Gordiano Lupi
Fernando di Leo e il suo cinema
nero e perverso
Profondo Rosso, 2009, pagg. 240, € 25,00
Contributi di:
Fabio Marangoni, Fabio Zanello, As Chianese,
Michele Tosolini.
Contiene una vecchia intervista a Fernando
di Leo realizzata da Lorenzo Letizia.
Sceneggiatore e regista, Fernando di Leo è uno degli autori più interessanti del cinema italiano dagli ani Sessanta in poi. Da Per un pugno di dollari a Milano calibro 9, la sua carriera è una serie di grandi successi che hanno raggiunto l'apice quando Fernando di Leo si è specializzato nel genere noir ispirandosi ai romanzi disperati e violenti di Giorgio Scerbanenco.

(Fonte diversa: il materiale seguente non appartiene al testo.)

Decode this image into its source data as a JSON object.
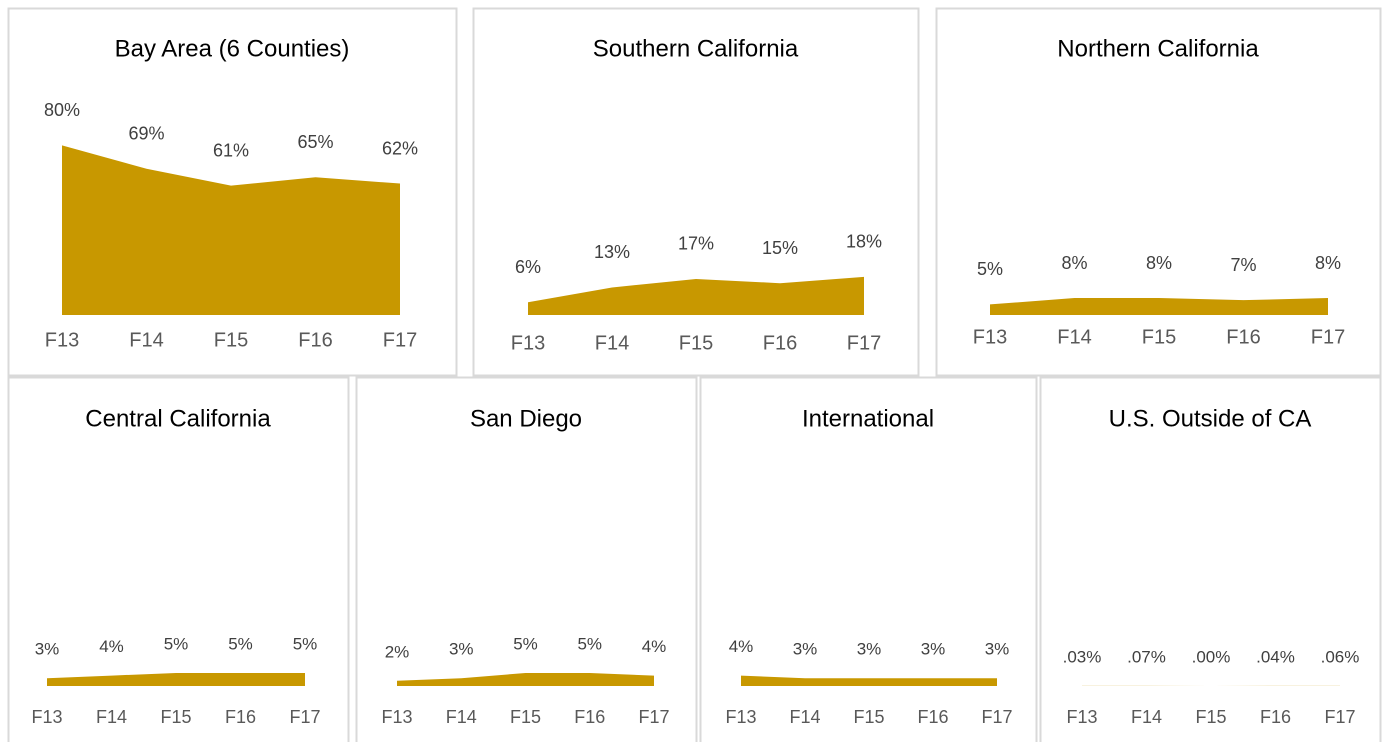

«Nei film girati da di Leo c'è sempre un'ironia di fondo, anche nelle pellicole più truci. I miei debiti di passione e cinematografici con questo regista sono tanti» afferma Tarantino.
I suoi film non sono molti, ma tutti si segnalano per il modo originale in cui affrontano tematiche insolite: Rose rosse per il Furher (1968), Brucia ragazzo brucia (1969), Amarsi male (1970), La bestia uccide a sangue freddo (1971), Milano calibro 9 (1972), La mala ordina (1972), Il boss (1973), La seduzione (1973), Il poliziotto è marcio (1974), La città sconvolta: caccia spietata ai rapitori (1975), Colpo in canna (1975), Gli amici di Nick Hezard (1976), I padroni della città (1977), Diamanti sporchi di sangue (1978), Avere vent'anni (1978), Vacanze per un massacro (1980), Razza violenta (1983), L'assassino ha le ore contate (1981) e Killer contro killers (1985).
Fernando di Leo muore a Roma nel 2003, all'età di 71 anni. Aveva ancora tante idee nel cassetto e molta voglia di tornare alla ribalta, dopo che Quentin Tarantino lo aveva consacrato regista di culto. Se n'è andato troppo presto per potersi godere una legittima rivalsa nei confronti dei critici che lo definivano un modesto autore di film inutili, sadici e violenti. Fernando di Leo era un signor autore e questo libro vuol cercare di portare acqua al mulino della critica più attenta, che dalle colonne di Nocturno Cinema, Amarcord e Cine 70 non ha mai mancato di affermarlo. La storia rende quasi sempre giustizia degli errori di valutazione, soprattutto quando vengono compiuti per pressappochismo e pretenziosità.